Le meurtre de la veille était l’objet de toutes les conversations. On ne se rencontrait nulle part sans commencer par s’entretenir de la dame au doigt coupé. Pendant que la police poursuivait mystérieusement ses investigations, la presse qui vit de publicité avait mis ses plus habiles reporters en campagne ; et l’on voyait s’étaler à la porte des principaux journaux de grandes affiches sur lesquelles on pouvait lire en caractères gigantesques :

Le crime d’hier
L’Inconnue au doigt coupé
La Chambre du crime
Les premières constatations
Nouveaux détails :

Malheureusement, les détails nouveaux et topiques étaient ce qui manquait le plus ; et les nouvellistes avaient beau se battre les flancs, ils ne pouvaient que constater l’insondable mystère qui planait autour de ce meurtre.

La Presse publiait en première page, le plan de la chambre dans laquelle Julia Russe ! avait été assassinée, et contenait l’article suivant :

Un crime étrange et mystérieux a jeté hier la consternation dans la ville de Montréal.

Une femme jeune, belle, appartenant selon toute apparence à la société la plus aristocratique, a été assassinée en plein jour, dans un hôtel situé au centre de la ville, sans que les cris de la victime aient été entendus à travers la faible cloison qui la séparait des chambres voisines.

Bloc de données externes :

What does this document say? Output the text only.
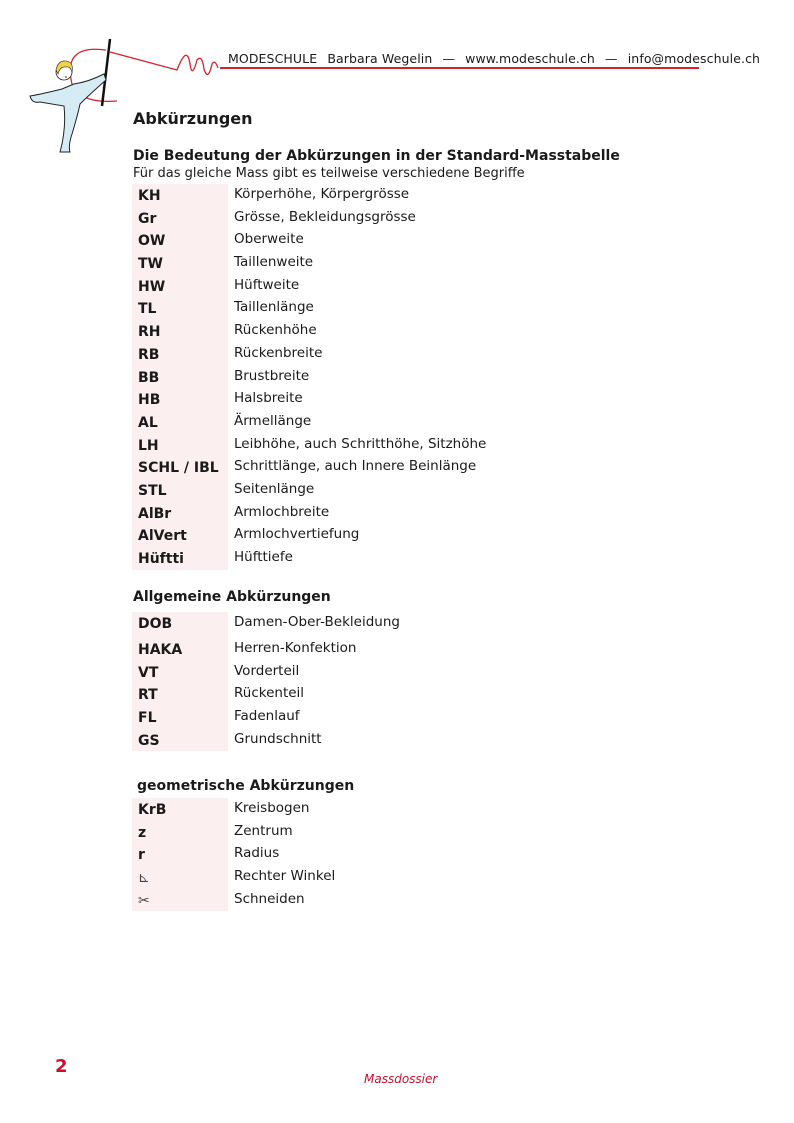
MODESCHULE Barbara Wegelin — www.modeschule.ch — info@modeschule.ch
Abkürzungen
Die Bedeutung der Abkürzungen in der Standard-Masstabelle
Für das gleiche Mass gibt es teilweise verschiedene Begriffe
KH	Körperhöhe, Körpergrösse
Gr	Grösse, Bekleidungsgrösse
OW	Oberweite
TW	Taillenweite
HW	Hüftweite
TL	Taillenlänge
RH	Rückenhöhe
RB	Rückenbreite
BB	Brustbreite
HB	Halsbreite
AL	Ärmellänge
LH	Leibhöhe, auch Schritthöhe, Sitzhöhe
SCHL / IBL	Schrittlänge, auch Innere Beinlänge
STL	Seitenlänge
AlBr	Armlochbreite
AlVert	Armlochvertiefung
Hüftti	Hüfttiefe
Allgemeine Abkürzungen
DOB	Damen-Ober-Bekleidung
HAKA	Herren-Konfektion
VT	Vorderteil
RT	Rückenteil
FL	Fadenlauf
GS	Grundschnitt
geometrische Abkürzungen
KrB	Kreisbogen
z	Zentrum
r	Radius
⊾	Rechter Winkel
✂	Schneiden
2
Massdossier
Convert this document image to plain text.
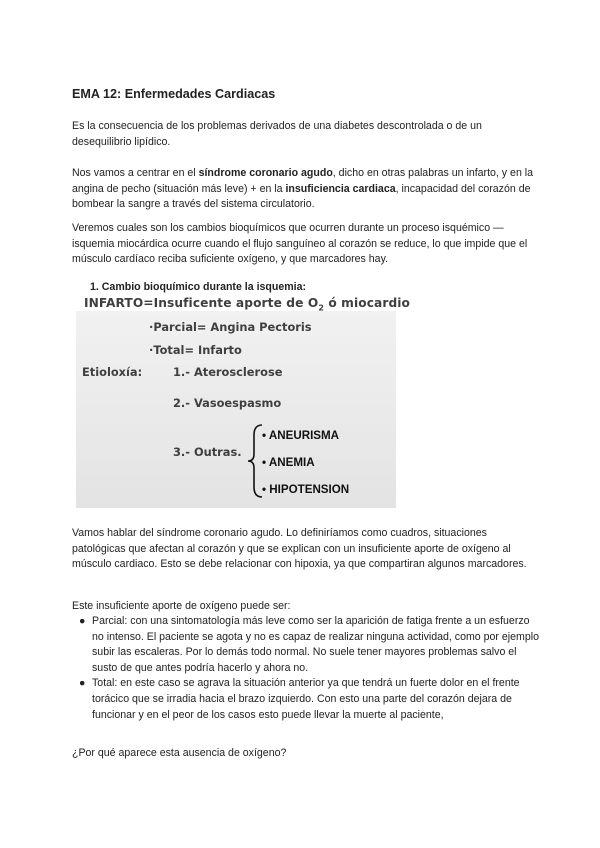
EMA 12: Enfermedades Cardiacas

Es la consecuencia de los problemas derivados de una diabetes descontrolada o de un desequilibrio lipídico.

Nos vamos a centrar en el síndrome coronario agudo, dicho en otras palabras un infarto, y en la angina de pecho (situación más leve) + en la insuficiencia cardiaca, incapacidad del corazón de bombear la sangre a través del sistema circulatorio.

Veremos cuales son los cambios bioquímicos que ocurren durante un proceso isquémico — isquemia miocárdica ocurre cuando el flujo sanguíneo al corazón se reduce, lo que impide que el músculo cardíaco reciba suficiente oxígeno, y que marcadores hay.

1. Cambio bioquímico durante la isquemia:

INFARTO=Insuficente aporte de $O_2$ ó miocardio

·Parcial= Angina Pectoris

·Total= Infarto

Etioloxía:	1.- Aterosclerose

2.- Vasoespasmo

3.- Outras.

• ANEURISMA

• ANEMIA

• HIPOTENSION

Vamos hablar del síndrome coronario agudo. Lo definiríamos como cuadros, situaciones patológicas que afectan al corazón y que se explican con un insuficiente aporte de oxígeno al músculo cardiaco. Esto se debe relacionar con hipoxia, ya que compartiran algunos marcadores.

Este insuficiente aporte de oxígeno puede ser:

● Parcial: con una sintomatología más leve como ser la aparición de fatiga frente a un esfuerzo no intenso. El paciente se agota y no es capaz de realizar ninguna actividad, como por ejemplo subir las escaleras. Por lo demás todo normal. No suele tener mayores problemas salvo el susto de que antes podría hacerlo y ahora no.
● Total: en este caso se agrava la situación anterior ya que tendrá un fuerte dolor en el frente torácico que se irradia hacia el brazo izquierdo. Con esto una parte del corazón dejara de funcionar y en el peor de los casos esto puede llevar la muerte al paciente,

¿Por qué aparece esta ausencia de oxígeno?
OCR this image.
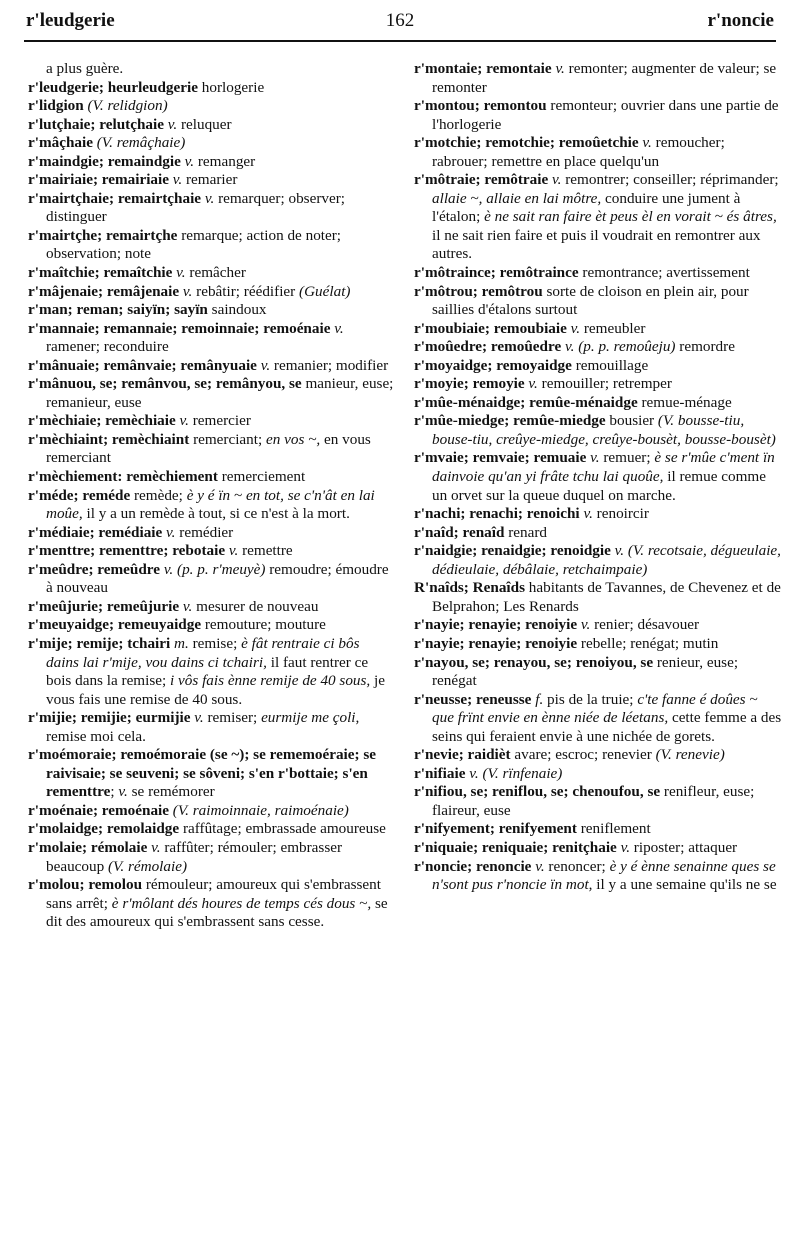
r'leudgerie	162	r'noncie

a plus guère.

r'leudgerie; heurleudgerie horlogerie

r'lidgion (V. relidgion)

r'lutçhaie; relutçhaie v. reluquer

r'mâçhaie (V. remâçhaie)

r'maindgie; remaindgie v. remanger

r'mairiaie; remairiaie v. remarier

r'mairtçhaie; remairtçhaie v. remarquer; observer; distinguer

r'mairtçhe; remairtçhe remarque; action de noter; observation; note

r'maîtchie; remaîtchie v. remâcher

r'mâjenaie; remâjenaie v. rebâtir; réédifier (Guélat)

r'man; reman; saiyïn; sayïn saindoux

r'mannaie; remannaie; remoinnaie; remoénaie v. ramener; reconduire

r'mânuaie; remânvaie; remânyuaie v. remanier; modifier

r'mânuou, se; remânvou, se; remânyou, se manieur, euse; remanieur, euse

r'mèchiaie; remèchiaie v. remercier

r'mèchiaint; remèchiaint remerciant; en vos ~, en vous remerciant

r'mèchiement: remèchiement remerciement

r'méde; reméde remède; è y é ïn ~ en tot, se c'n'ât en lai moûe, il y a un remède à tout, si ce n'est à la mort.

r'médiaie; remédiaie v. remédier

r'menttre; rementtre; rebotaie v. remettre

r'meûdre; remeûdre v. (p. p. r'meuyè) remoudre; émoudre à nouveau

r'meûjurie; remeûjurie v. mesurer de nouveau

r'meuyaidge; remeuyaidge remouture; mouture

r'mije; remije; tchairi m. remise; è fât rentraie ci bôs dains lai r'mije, vou dains ci tchairi, il faut rentrer ce bois dans la remise; i vôs fais ènne remije de 40 sous, je vous fais une remise de 40 sous.

r'mijie; remijie; eurmijie v. remiser; eurmije me çoli, remise moi cela.

r'moémoraie; remoémoraie (se ~); se rememoéraie; se raivisaie; se seuveni; se sôveni; s'en r'bottaie; s'en rementtre; v. se remémorer

r'moénaie; remoénaie (V. raimoinnaie, raimoénaie)

r'molaidge; remolaidge raffûtage; embrassade amoureuse

r'molaie; rémolaie v. raffûter; rémouler; embrasser beaucoup (V. rémolaie)

r'molou; remolou rémouleur; amoureux qui s'embrassent sans arrêt; è r'môlant dés houres de temps cés dous ~, se dit des amoureux qui s'embrassent sans cesse.

r'montaie; remontaie v. remonter; augmenter de valeur; se remonter

r'montou; remontou remonteur; ouvrier dans une partie de l'horlogerie

r'motchie; remotchie; remoûetchie v. remoucher; rabrouer; remettre en place quelqu'un

r'môtraie; remôtraie v. remontrer; conseiller; réprimander; allaie ~, allaie en lai môtre, conduire une jument à l'étalon; è ne sait ran faire èt peus èl en vorait ~ és âtres, il ne sait rien faire et puis il voudrait en remontrer aux autres.

r'môtraince; remôtraince remontrance; avertissement

r'môtrou; remôtrou sorte de cloison en plein air, pour saillies d'étalons surtout

r'moubiaie; remoubiaie v. remeubler

r'moûedre; remoûedre v. (p. p. remoûeju) remordre

r'moyaidge; remoyaidge remouillage

r'moyie; remoyie v. remouiller; retremper

r'mûe-ménaidge; remûe-ménaidge remue-ménage

r'mûe-miedge; remûe-miedge bousier (V. bousse-tiu, bouse-tiu, creûye-miedge, creûye-bousèt, bousse-bousèt)

r'mvaie; remvaie; remuaie v. remuer; è se r'mûe c'ment ïn dainvoie qu'an yi frâte tchu lai quoûe, il remue comme un orvet sur la queue duquel on marche.

r'nachi; renachi; renoichi v. renoircir

r'naîd; renaîd renard

r'naidgie; renaidgie; renoidgie v. (V. recotsaie, dégueulaie, dédieulaie, débâlaie, retchaimpaie)

R'naîds; Renaîds habitants de Tavannes, de Chevenez et de Belprahon; Les Renards

r'nayie; renayie; renoiyie v. renier; désavouer

r'nayie; renayie; renoiyie rebelle; renégat; mutin

r'nayou, se; renayou, se; renoiyou, se renieur, euse; renégat

r'neusse; reneusse f. pis de la truie; c'te fanne é doûes ~ que frïnt envie en ènne niée de léetans, cette femme a des seins qui feraient envie à une nichée de gorets.

r'nevie; raidièt avare; escroc; renevier (V. renevie)

r'nifiaie v. (V. rïnfenaie)

r'nifiou, se; reniflou, se; chenoufou, se renifleur, euse; flaireur, euse

r'nifyement; renifyement reniflement

r'niquaie; reniquaie; renitçhaie v. riposter; attaquer

r'noncie; renoncie v. renoncer; è y é ènne senainne ques se n'sont pus r'noncie ïn mot, il y a une semaine qu'ils ne se
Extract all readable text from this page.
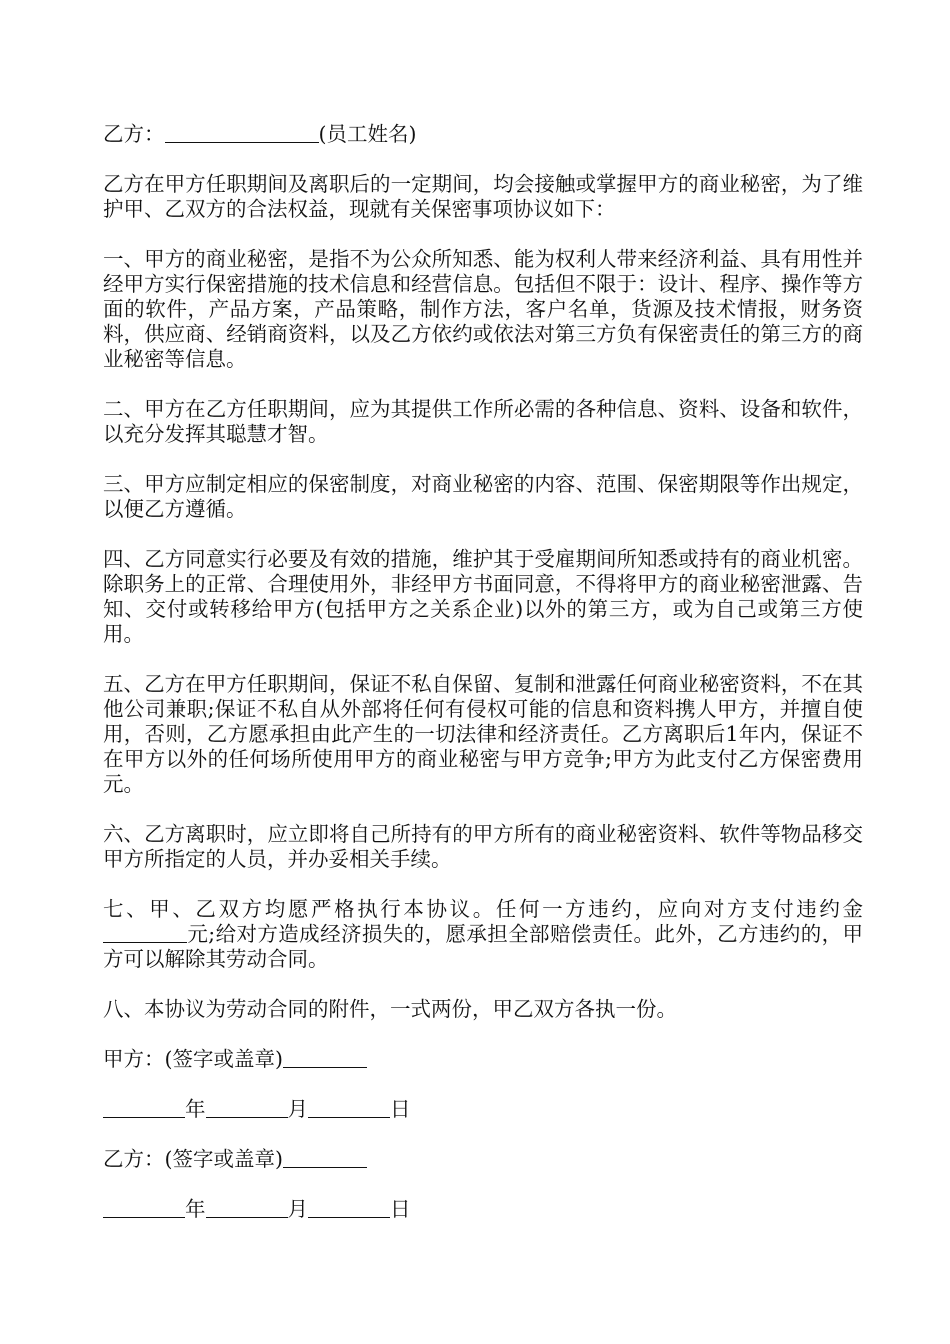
乙方：	(员工姓名)

乙方在甲方任职期间及离职后的一定期间，均会接触或掌握甲方的商业秘密，为了维护甲、乙双方的合法权益，现就有关保密事项协议如下：

一、甲方的商业秘密，是指不为公众所知悉、能为权利人带来经济利益、具有用性并经甲方实行保密措施的技术信息和经营信息。包括但不限于：设计、程序、操作等方面的软件，产品方案，产品策略，制作方法，客户名单，货源及技术情报，财务资料，供应商、经销商资料，以及乙方依约或依法对第三方负有保密责任的第三方的商业秘密等信息。

二、甲方在乙方任职期间，应为其提供工作所必需的各种信息、资料、设备和软件，以充分发挥其聪慧才智。

三、甲方应制定相应的保密制度，对商业秘密的内容、范围、保密期限等作出规定，以便乙方遵循。

四、乙方同意实行必要及有效的措施，维护其于受雇期间所知悉或持有的商业机密。除职务上的正常、合理使用外，非经甲方书面同意，不得将甲方的商业秘密泄露、告知、交付或转移给甲方(包括甲方之关系企业)以外的第三方，或为自己或第三方使用。

五、乙方在甲方任职期间，保证不私自保留、复制和泄露任何商业秘密资料，不在其他公司兼职;保证不私自从外部将任何有侵权可能的信息和资料携人甲方，并擅自使用，否则，乙方愿承担由此产生的一切法律和经济责任。乙方离职后1年内，保证不在甲方以外的任何场所使用甲方的商业秘密与甲方竞争;甲方为此支付乙方保密费用元。

六、乙方离职时，应立即将自己所持有的甲方所有的商业秘密资料、软件等物品移交甲方所指定的人员，并办妥相关手续。

七、甲、乙双方均愿严格执行本协议。任何一方违约，应向对方支付违约金元;给对方造成经济损失的，愿承担全部赔偿责任。此外，乙方违约的，甲方可以解除其劳动合同。

八、本协议为劳动合同的附件，一式两份，甲乙双方各执一份。

甲方：(签字或盖章)

年	月	日

乙方：(签字或盖章)

年	月	日
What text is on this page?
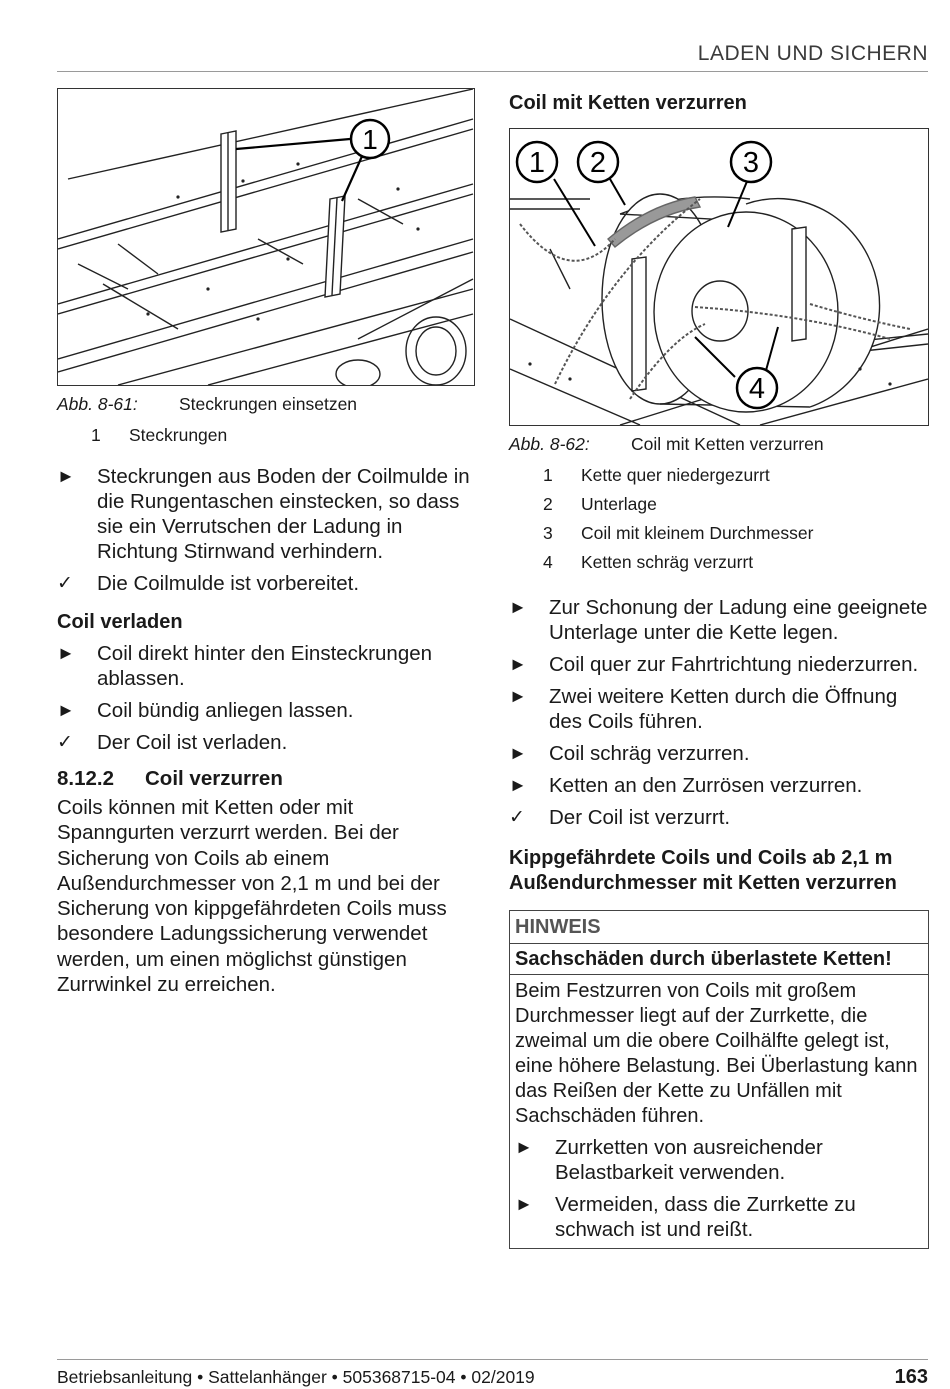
LADEN UND SICHERN
1
Abb. 8-61:	Steckrungen einsetzen
1	Steckrungen
►	Steckrungen aus Boden der Coilmulde in die Rungentaschen einstecken, so dass sie ein Verrutschen der Ladung in Richtung Stirnwand verhindern.
✓	Die Coilmulde ist vorbereitet.
Coil verladen
►	Coil direkt hinter den Einsteckrungen ablassen.
►	Coil bündig anliegen lassen.
✓	Der Coil ist verladen.
8.12.2	Coil verzurren

Coils können mit Ketten oder mit Spanngurten verzurrt werden. Bei der Sicherung von Coils ab einem Außendurchmesser von 2,1 m und bei der Sicherung von kippgefährdeten Coils muss besondere Ladungssicherung verwendet werden, um einen möglichst günstigen Zurrwinkel zu erreichen.

Coil mit Ketten verzurren
1 2	3
4
Abb. 8-62:	Coil mit Ketten verzurren
1	Kette quer niedergezurrt
2	Unterlage
3	Coil mit kleinem Durchmesser
4	Ketten schräg verzurrt
►	Zur Schonung der Ladung eine geeignete Unterlage unter die Kette legen.
►	Coil quer zur Fahrtrichtung niederzurren.
►	Zwei weitere Ketten durch die Öffnung des Coils führen.
►	Coil schräg verzurren.
►	Ketten an den Zurrösen verzurren.
✓	Der Coil ist verzurrt.
Kippgefährdete Coils und Coils ab 2,1 m Außendurchmesser mit Ketten verzurren
HINWEIS
Sachschäden durch überlastete Ketten!
Beim Festzurren von Coils mit großem Durchmesser liegt auf der Zurrkette, die zweimal um die obere Coilhälfte gelegt ist, eine höhere Belastung. Bei Überlastung kann das Reißen der Kette zu Unfällen mit Sachschäden führen.
►	Zurrketten von ausreichender Belastbarkeit verwenden.
►	Vermeiden, dass die Zurrkette zu schwach ist und reißt.
Betriebsanleitung • Sattelanhänger • 505368715-04 • 02/2019	163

D’infâmes meurtriers ont pu pénétrer dans sa chambre, en échappant à la surveillance du personnel de l’établissement, accomplir leur sanglante besogne et se retirer ensuite sans attirer l’attention de personne.

C’est par suite d’un pur hasard qu’une lingère, entrant peu de minutes après le crime, dans la chambre No 10, s’est trouvée en face du cadavre de la dame au doigt coupé et qu’elle a immédiatement donné l’alarme.

Malheureusement, il était trop tard !

Nos annales judiciaires ont, une fois de plus, a enregistrer un sombre forfait.

Malgré l’habileté éprouvée de notre police, le crime s’est accompli dans des conditions qui laissent à craindre que l’obscurité le plus impénétrable ne dérobe les meurtriers à la main de la justice.

La victime est une étrangère, qui était inscrite à l’hôtel sous un nom d’emprunt.

Non seulement, elle n’était connue de personne à Montréal, mais il semble qu’elle ait pris un soin tout particulier pour dissimuler son nom et sa personnalité véritable.

Peut-être, en se cachant ainsi, croyait-elle échapper au péril qui menaçait son existence et dépister ses meurtriers.

Tout, en effet, semble faire croire à un drame domestique.

L’argent qu’on a trouvé dans le secrétaire de Julia Russel prouve que le vol n’était pas le mobile du meurtre.

L’enlèvement de tous les papiers de nature à mettre la justice sur la trace du nom et de la résidence de la morte, établit surabondamment que le crime a été commis avec préméditation, et par des hommes d’une habileté consommée, dont la principale préoccupation a été de supprimer toute possibilité d’identifier la victime.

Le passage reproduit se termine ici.